Good afternoon, Friends. I have a Z4000 transformer that works fine in a few hours, then, turns off completely. May you help me in knowing wich is the problem and its possible solution?

KIND REGARDS

 

JUAN CARLOS.

First, does the fan run?

Second, can you feel it at the opening?

 

If no fan it is overheating. Do you have it in a dusty, pet hair location?

Might be possible to vacuum the opening and get debris out if it is operating.

Last edited by Lima

Dear Friends:

Thank you very much all your comments. I have this Z-4000 since 3 years ago. Yes, this Transformer has a fan; a few weeks ago started to make a strange noise, and checking now, I think the noise is in the fan. Probably is dirty (Try to mantain my trains in smoke & pet free home) or works erratic.

I live in Mexico City, and unfortunately, there is no MTH Service Center or distributor in my country, and shipping it to U.S.A would be expensive. I think that I have to open the transformer, any of you know how to open it and the tool I need?

MY BEST REGARDS.

Originally Posted by Juan Carlos Luna Viveros:

Dear Friends:

Thank you very much all your comments. I have this Z-4000 since 3 years ago. Yes, this Transformer has a fan; a few weeks ago started to make a strange noise, and checking now, I think the noise is in the fan. Probably is dirty (Try to mantain my trains in smoke & pet free home) or works erratic.

I live in Mexico City, and unfortunately, there is no MTH Service Center or distributor in my country, and shipping it to U.S.A would be expensive. I think that I have to open the transformer, any of you know how to open it and the tool I need?

MY BEST REGARDS.

Hello Juan. Welcome to the Forum from Mexico. Not sure what stores are available there. Sometimes you can go to a discount tool place or maybe Walmart. They make combination screw driver and socket sets with large numbers of different heads. These are usually inexpensive. I am not sure MTH would send you parts as they do no want the user servicing the Z4000 unit but you could give them a try. I imagine Mexico City is hot and maybe humid? So you want the fan in working order.

 

Dale H

Originally Posted by TinplateBob:

I took the fan out of mine 11 years ago because I didn't like the fan noise. It never draws much in the way of amps because it powers never more than 2 trains at a time. To those who are concerned with your electronic stuff over heating, remember transistor and chips are not as sensitive to heat as flesh. They can run OK very hot.
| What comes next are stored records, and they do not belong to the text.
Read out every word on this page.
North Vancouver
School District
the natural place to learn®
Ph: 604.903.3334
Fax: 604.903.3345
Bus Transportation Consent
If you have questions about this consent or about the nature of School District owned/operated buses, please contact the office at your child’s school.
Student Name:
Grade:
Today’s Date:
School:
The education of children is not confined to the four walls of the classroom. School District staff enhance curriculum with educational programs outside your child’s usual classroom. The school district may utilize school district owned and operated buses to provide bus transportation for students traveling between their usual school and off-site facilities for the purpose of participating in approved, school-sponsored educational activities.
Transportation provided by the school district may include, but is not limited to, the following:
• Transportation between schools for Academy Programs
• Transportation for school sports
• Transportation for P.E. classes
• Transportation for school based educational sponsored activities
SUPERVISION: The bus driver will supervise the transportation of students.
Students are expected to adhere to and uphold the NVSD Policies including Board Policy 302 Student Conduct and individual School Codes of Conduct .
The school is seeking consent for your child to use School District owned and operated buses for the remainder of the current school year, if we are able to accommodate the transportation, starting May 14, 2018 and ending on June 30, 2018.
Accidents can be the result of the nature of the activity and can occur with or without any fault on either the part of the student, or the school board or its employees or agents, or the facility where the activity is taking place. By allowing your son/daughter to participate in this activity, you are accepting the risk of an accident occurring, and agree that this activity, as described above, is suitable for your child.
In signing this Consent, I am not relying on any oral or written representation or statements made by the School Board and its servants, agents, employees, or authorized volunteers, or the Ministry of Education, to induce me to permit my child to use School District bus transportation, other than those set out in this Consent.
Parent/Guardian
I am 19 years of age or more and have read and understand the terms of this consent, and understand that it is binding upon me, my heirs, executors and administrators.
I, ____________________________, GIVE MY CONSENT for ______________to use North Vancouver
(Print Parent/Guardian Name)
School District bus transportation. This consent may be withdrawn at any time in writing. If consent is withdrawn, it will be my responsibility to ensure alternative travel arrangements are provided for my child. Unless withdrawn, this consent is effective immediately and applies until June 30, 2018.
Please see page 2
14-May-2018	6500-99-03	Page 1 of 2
It might work that way but heat in general is the enemy of most any type electrical component. The engineer put a fan on the unit for a reason.

 

Dale H

Originally Posted by Rod Stewart:

The PN for the replacement fan is BD5100001; available from MTH part for $24.

The first Z-4000 often developed a noisy fan. It was Jamicon unit.

The replacements are made by Sunon and their PN is KD1206PHB3.

Its a 50 mm square by 15 mm thick unit. You may be able to find something local to replace it.

 

Rod

I think my Z4000 was one of the first, dear Rod. Thank you very much for the information!

MY BEST REGARDS.

I bought my first Z-4000 years ago and the fan didn't work. At first I thought I needed a new fan, but it turned out that the fan was wired backwards and I just unsoldered and reversed the 2 wires and its ran perfect ever since. I don't know if it was assembled wrong at the factory or if someone changed the fan and wired it wrong as I bought it used.

 

I highly recommend the Z-4000 transformer as it puts out Pure Wave sine wave over many newer transformers available. It also has the amp and volt meters which are very helpful.

 

I also own PW ZW transformers which are good but aren't near as powerful and will overheat if loaded to high.

For PW transformers, you just have to keep in mind that their ratings were for input power, output power won't exceed more than about 80% of input power.  I tested a ZW(R) for maximum capacity and I got around 230 watts before the voltage dropped to below 15 volts, which I considered overloaded.  That was about 14.5 amps, and the breaker didn't trip with that load for about 10 minutes.

 

Another point is the wattage rating is only for full throttle, if you're only using half the transformer windings, you don't have even the 230 watts available. 

 

Modern transformers are usually rated by output power.